Além de familiarizada com o mundo das letras e da educação, Rosinha deixava transparecer profunda sensibilidade humana, consubstanciada em seu efetivo altruísmo. Mesmo dispondo de minguados recursos, foi capaz de adotar, sustentar e alfabetizar inúmeras crianças pobres. Um caso típico e ilustrativo de sua personalidade foi a adoção de uma menina portadora de severas limitações cognitivas e, cuja mãe padecia de grave deficiência mental. Rosinha Cubú assumiu essa criança e tornou-se uma espécie de educadora sua, desincumbindo-se de tal obrigação somente quando partiu para a eternidade.

Foto de “Uma Um” a criança adulta cuidada por Rosinha Cubú.
Foto de “Um a Um” a criança adulta cuidada por Rosinha Cubú.

Já na condição de viúva, residente à Rua Felix de Araújo, nossa homenageada completava sua renda familiar escrevendo e lendo cartas, comentando manchetes de jornal e interpretando os livros para os vizinhos e quaisquer curiosos.

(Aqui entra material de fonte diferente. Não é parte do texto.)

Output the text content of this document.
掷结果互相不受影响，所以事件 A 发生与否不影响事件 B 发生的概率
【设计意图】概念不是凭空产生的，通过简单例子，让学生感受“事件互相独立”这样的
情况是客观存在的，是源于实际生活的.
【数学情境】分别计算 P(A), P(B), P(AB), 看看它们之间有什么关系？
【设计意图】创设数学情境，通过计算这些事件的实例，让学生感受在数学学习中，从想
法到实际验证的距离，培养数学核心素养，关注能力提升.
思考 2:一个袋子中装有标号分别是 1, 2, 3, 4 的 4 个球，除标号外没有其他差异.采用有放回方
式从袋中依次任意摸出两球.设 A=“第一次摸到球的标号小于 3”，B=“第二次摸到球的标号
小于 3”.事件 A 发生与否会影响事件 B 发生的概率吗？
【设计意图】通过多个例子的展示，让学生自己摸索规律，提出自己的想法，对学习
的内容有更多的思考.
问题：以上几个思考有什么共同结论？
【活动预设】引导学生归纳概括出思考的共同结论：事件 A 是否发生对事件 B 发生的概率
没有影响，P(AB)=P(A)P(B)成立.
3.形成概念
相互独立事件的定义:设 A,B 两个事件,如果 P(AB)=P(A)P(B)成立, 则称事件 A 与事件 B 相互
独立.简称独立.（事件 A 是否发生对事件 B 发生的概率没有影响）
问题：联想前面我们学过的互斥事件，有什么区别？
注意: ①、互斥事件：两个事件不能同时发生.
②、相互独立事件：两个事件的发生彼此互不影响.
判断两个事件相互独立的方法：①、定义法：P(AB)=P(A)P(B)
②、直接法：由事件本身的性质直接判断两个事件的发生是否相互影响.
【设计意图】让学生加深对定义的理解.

Numa época em que quase 90% da cidade era analfabeta, ler e escrever constituía-se num privilégio, o que capacitou Rosinha a conquistar autonomia e tornar-se uma mulher empoderada, cidadã integrada à escolarizada elite de Correntina.

Foto da casa onde residiu Rosinha Cubú.

Perceptivelmente a nossa personagem tinha um histórico familiar marcado pela vulnerabilidade social, e tal constatação induz-me a concluir que ela chegou tão longe por predisposição e méritos próprios. Sua altivez e livre trânsito na alta roda social evidenciam a predisposição natural que a transformou numa líder. Era uma preta bem articulada, falante, desinibida e extremamente querida. Detentora de inconfundível bom humor, costumava dialogar olhando nos olhos das pessoas. Inequivocamente, Rosinha jamais deixou de andar com seus pares, suas vizinhas de rua, de reza e de luta.

Foto de Rosinha Cubú.

Católica praticante, Cubú rezava todas as novenas, erguia todos os mastros de santos, rezava em todos os velórios, encomendava todas as almas, além de benzer contra todos os males e achaques. Que alma boa! Das lapinhas aos reisados, do divino à padroeira, Rosinha não perdia a ocasião. Por conta de todas essas qualidades, tornou-se depositária das memórias históricas da cidade e, consequentemente, requisitada por estudiosos pesquisadores.